Il serait trop long d’exposer les progrès scientifiques réalisés par les savants français. Mais il faut dire que la technologie n’est pas restée en arrière. L’exposition de 1798, première manifestation de ce genre dans le monde, est très instructive à cet égard. On est surpris de l’ampleur des objets exposés qui vont des tissus de soie aux célèbres montres Bréguet.
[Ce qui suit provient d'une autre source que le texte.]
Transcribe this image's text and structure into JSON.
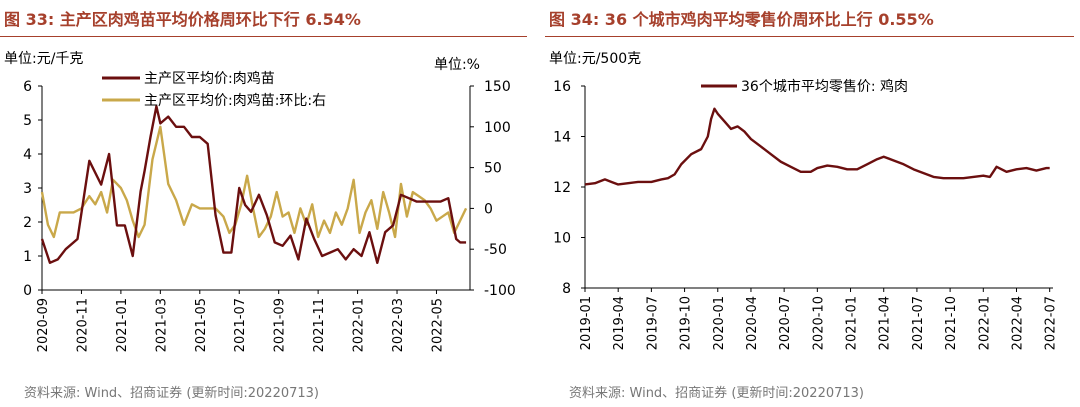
{
  "colors": {
    "title": "#a6402c",
    "series_dark": "#6b0f0f",
    "series_gold": "#c9a84a",
    "neg_tick": "#ff0000",
    "source": "#777777"
  },
  "left": {
    "title": "图 33:  主产区肉鸡苗平均价格周环比下行 6.54%",
    "source": "资料来源: Wind、招商证券 (更新时间:20220713)"
  },
  "right": {
    "title": "图 34:  36 个城市鸡肉平均零售价周环比上行 0.55%",
    "source": "资料来源: Wind、招商证券 (更新时间:20220713)"
  },
  "chart_data": [
    {
      "type": "line",
      "ylabel": "单位:元/千克",
      "y2label": "单位:%",
      "ylim": [
        0,
        6
      ],
      "yticks": [
        "0",
        "1",
        "2",
        "3",
        "4",
        "5",
        "6"
      ],
      "y2lim": [
        -100,
        150
      ],
      "y2ticks": [
        "-100",
        "-50",
        "0",
        "50",
        "100",
        "150"
      ],
      "categories": [
        "2020-09",
        "2020-11",
        "2021-01",
        "2021-03",
        "2021-05",
        "2021-07",
        "2021-09",
        "2021-11",
        "2022-01",
        "2022-03",
        "2022-05"
      ],
      "x_range": [
        0,
        21.7
      ],
      "series": [
        {
          "name": "主产区平均价:肉鸡苗",
          "axis": "left",
          "x": [
            0,
            0.4,
            0.8,
            1.2,
            1.8,
            2.4,
            3.0,
            3.4,
            3.8,
            4.2,
            4.6,
            5.0,
            5.2,
            5.5,
            5.8,
            6.0,
            6.4,
            6.8,
            7.2,
            7.6,
            8.0,
            8.4,
            8.8,
            9.2,
            9.6,
            10.0,
            10.3,
            10.6,
            11.0,
            11.4,
            11.8,
            12.2,
            12.6,
            13.0,
            13.4,
            13.8,
            14.2,
            14.6,
            15.0,
            15.4,
            15.8,
            16.2,
            16.6,
            17.0,
            17.4,
            17.8,
            18.2,
            18.6,
            19.0,
            19.4,
            19.8,
            20.2,
            20.6,
            21.0,
            21.2,
            21.5
          ],
          "values": [
            1.5,
            0.8,
            0.9,
            1.2,
            1.5,
            3.8,
            3.1,
            4.0,
            1.9,
            1.9,
            1.0,
            2.9,
            3.5,
            4.5,
            5.4,
            4.9,
            5.1,
            4.8,
            4.8,
            4.5,
            4.5,
            4.3,
            2.2,
            1.1,
            1.1,
            3.0,
            2.5,
            2.3,
            2.8,
            2.2,
            1.4,
            1.3,
            1.6,
            0.9,
            2.1,
            1.5,
            1.0,
            1.1,
            1.2,
            0.9,
            1.2,
            1.0,
            1.7,
            0.8,
            1.7,
            1.9,
            2.8,
            2.7,
            2.6,
            2.6,
            2.6,
            2.6,
            2.7,
            1.5,
            1.4,
            1.4
          ]
        },
        {
          "name": "主产区平均价:肉鸡苗:环比:右",
          "axis": "right",
          "x": [
            0,
            0.3,
            0.6,
            0.9,
            1.2,
            1.6,
            2.0,
            2.4,
            2.7,
            3.0,
            3.3,
            3.6,
            4.0,
            4.3,
            4.6,
            4.9,
            5.2,
            5.6,
            6.0,
            6.4,
            6.8,
            7.2,
            7.6,
            8.0,
            8.4,
            8.8,
            9.2,
            9.5,
            9.8,
            10.1,
            10.4,
            10.7,
            11.0,
            11.3,
            11.6,
            11.9,
            12.2,
            12.5,
            12.8,
            13.1,
            13.4,
            13.7,
            14.0,
            14.3,
            14.6,
            14.9,
            15.2,
            15.5,
            15.8,
            16.1,
            16.4,
            16.7,
            17.0,
            17.3,
            17.6,
            17.9,
            18.2,
            18.5,
            18.8,
            19.1,
            19.4,
            19.7,
            20.0,
            20.3,
            20.6,
            20.9,
            21.2,
            21.5
          ],
          "values": [
            20,
            -20,
            -35,
            -5,
            -5,
            -5,
            0,
            15,
            5,
            20,
            -5,
            35,
            25,
            10,
            -15,
            -35,
            -20,
            60,
            100,
            30,
            10,
            -20,
            5,
            0,
            0,
            0,
            -10,
            -30,
            -20,
            5,
            40,
            0,
            -35,
            -25,
            -10,
            20,
            -10,
            -5,
            -30,
            0,
            -20,
            5,
            -35,
            -15,
            -30,
            -5,
            -20,
            0,
            35,
            -30,
            -5,
            10,
            -25,
            20,
            -5,
            -35,
            30,
            -10,
            20,
            15,
            10,
            0,
            -15,
            -10,
            -5,
            -30,
            -15,
            0
          ]
        }
      ]
    },
    {
      "type": "line",
      "ylabel": "单位:元/500克",
      "ylim": [
        8,
        16
      ],
      "yticks": [
        "8",
        "10",
        "12",
        "14",
        "16"
      ],
      "categories": [
        "2019-01",
        "2019-04",
        "2019-07",
        "2019-10",
        "2020-01",
        "2020-04",
        "2020-07",
        "2020-10",
        "2021-01",
        "2021-04",
        "2021-07",
        "2021-10",
        "2022-01",
        "2022-04",
        "2022-07"
      ],
      "x_range": [
        0,
        14.1
      ],
      "series": [
        {
          "name": "36个城市平均零售价: 鸡肉",
          "x": [
            0,
            0.3,
            0.6,
            0.8,
            1.0,
            1.3,
            1.6,
            2.0,
            2.3,
            2.5,
            2.7,
            2.9,
            3.2,
            3.5,
            3.7,
            3.8,
            3.9,
            4.0,
            4.2,
            4.4,
            4.6,
            4.8,
            5.0,
            5.3,
            5.6,
            5.9,
            6.2,
            6.5,
            6.8,
            7.0,
            7.3,
            7.6,
            7.9,
            8.2,
            8.5,
            8.8,
            9.0,
            9.3,
            9.6,
            9.9,
            10.2,
            10.5,
            10.8,
            11.1,
            11.4,
            11.7,
            12.0,
            12.2,
            12.4,
            12.7,
            13.0,
            13.3,
            13.6,
            13.9,
            14.0
          ],
          "values": [
            12.1,
            12.15,
            12.3,
            12.2,
            12.1,
            12.15,
            12.2,
            12.2,
            12.3,
            12.35,
            12.5,
            12.9,
            13.3,
            13.5,
            14.0,
            14.7,
            15.1,
            14.9,
            14.6,
            14.3,
            14.4,
            14.2,
            13.9,
            13.6,
            13.3,
            13.0,
            12.8,
            12.6,
            12.6,
            12.75,
            12.85,
            12.8,
            12.7,
            12.7,
            12.9,
            13.1,
            13.2,
            13.05,
            12.9,
            12.7,
            12.55,
            12.4,
            12.35,
            12.35,
            12.35,
            12.4,
            12.45,
            12.4,
            12.8,
            12.6,
            12.7,
            12.75,
            12.65,
            12.75,
            12.75
          ]
        }
      ]
    }
  ]
}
Les fabricants d’instruments scientifiques ne sont pas oubliés, pas plus que l’école d’aérostiers de Meudon ; l’Arsenal de Saint-Antoine (avec ses canons de fer pour la marine et de bronze pour l’armée) ; la fabrique de poudres à canon d’Essonnes, le télégraphe Chappe ; les instruments scientifiques, les crayons Conté, etc. La réforme de l’enseignement médico-pharmaceutique est celle des hôpitaux échoua parce qu’il est impossible de substituer brusquement à l’ordre naturel des choses des conceptions théoriques tout à  fait  différentes des réalités. Mais, après une décennie où aucun diplôme de praticien ne fut délivré et où le malaise hospitalier fut grand, Paris devint la capitale d’une nouvelle médecine, la médecine d’hôpital qui attira les praticiens du monde entier. 

Professeur Pierre HUARD, de la Faculté de Médecine de Paris. 

Cet article fut publié en 1970 dans la « Revue de l’Institut Napoléon ». L’auteur, Pierre Huard, fit paraître à cette époque (aux Editions Roger Dacosta) un livre très intéressant portant le même titre. Un volume relativement peu courant car édité à seulement 5000 exemplaires numérotés.